FIG. 1 is a diagram showing a configuration of an embodiment of the present invention;
(A) is a plan view, and (b) is a cross-sectional view taken along line AA 'of (a).

FIG. 2 is a diagram illustrating an example of the magnitude (absolute value) of S21 (scattering parameter) and phase characteristics of the HEMT.

FIG. 3 is a conceptual diagram of a negative feedback amplifier used in a low frequency band.
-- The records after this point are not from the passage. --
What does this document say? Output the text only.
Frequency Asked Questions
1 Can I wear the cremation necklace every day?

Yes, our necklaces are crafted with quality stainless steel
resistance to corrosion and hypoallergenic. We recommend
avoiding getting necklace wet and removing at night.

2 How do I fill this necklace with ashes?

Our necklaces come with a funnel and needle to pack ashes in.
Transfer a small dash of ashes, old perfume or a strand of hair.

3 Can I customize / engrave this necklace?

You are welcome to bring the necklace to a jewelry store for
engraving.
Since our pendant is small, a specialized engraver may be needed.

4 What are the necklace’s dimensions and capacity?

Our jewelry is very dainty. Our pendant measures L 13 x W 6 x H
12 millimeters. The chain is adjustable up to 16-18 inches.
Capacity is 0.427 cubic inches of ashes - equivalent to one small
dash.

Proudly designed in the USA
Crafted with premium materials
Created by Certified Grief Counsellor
FIG. 4 is a diagram for explaining a circuit of a high-power amplifier described in Japanese Patent Application Laid-Open No. 6-216670.

[Explanation of symbols]

REFERENCE SIGNS LIST 1 amplifying element 2 signal input 3 signal output 4 slot line ground plane 5 slot line release plane 6, 7 strip line, microstrip line of slot line conversion unit 8 slot line 9 via hole 10 through hole 11 feedback amount determining resistor 12 Interlayer insulating film 13 Back conductor 14 Semiconductor substrate 16 DC blocking capacitor 17 Ground 21 Signal line strip line 22 Signal amplification transistor (FET) 23 Directional coupler 24 Feedback strip line 25 Stub 26a, 26b Feedback amount changing resistor 29 Level detection circuit 31 Harmonic suppression control circuit (Harmonic suppression control means) 32 Termination resistor

Claims (5)

[Claims] An amplifier for grounding a source electrode of a field effect transistor, inputting a signal from a gate electrode, and outputting a signal from a drain electrode, comprising: a feedback circuit for extracting a part of an output signal from the drain electrode and returning it to the gate electrode. A feedback amplifier characterized in that: 2. The feedback circuit according to claim 1, wherein said feedback circuit comprises two sets of microstrip line-slot line converters and these two converters are connected by a slot line. A feedback amplifier as described. 3. The feedback amplifier according to claim 2, wherein said microstrip line-slot line converter and a slot line connecting said two converters are provided on a semiconductor substrate. 4. A feedback amplifier comprising a 180.degree. Phase shifter using a microstrip line-slot line converter on a semiconductor substrate in a feedback circuit of an amplifying element in an MMIC in a millimeter wave band or the like. . 5. The microstrip line on the input side and the output side of the amplifying element and each microstrip line forming the microstrip line-slot line converter are connected by a through hole. Each microstrip line constituting the slot line converter is formed on the front surface of the semiconductor substrate, and is connected to a metal on the back surface of the semiconductor substrate via a via hole via an insulating film thereon, and a conductor surface having a slot line. 5. The feedback amplifier according to claim 4, further comprising a resistor for adjusting a feedback amount and a phase adjusting circuit in a feedback path as required.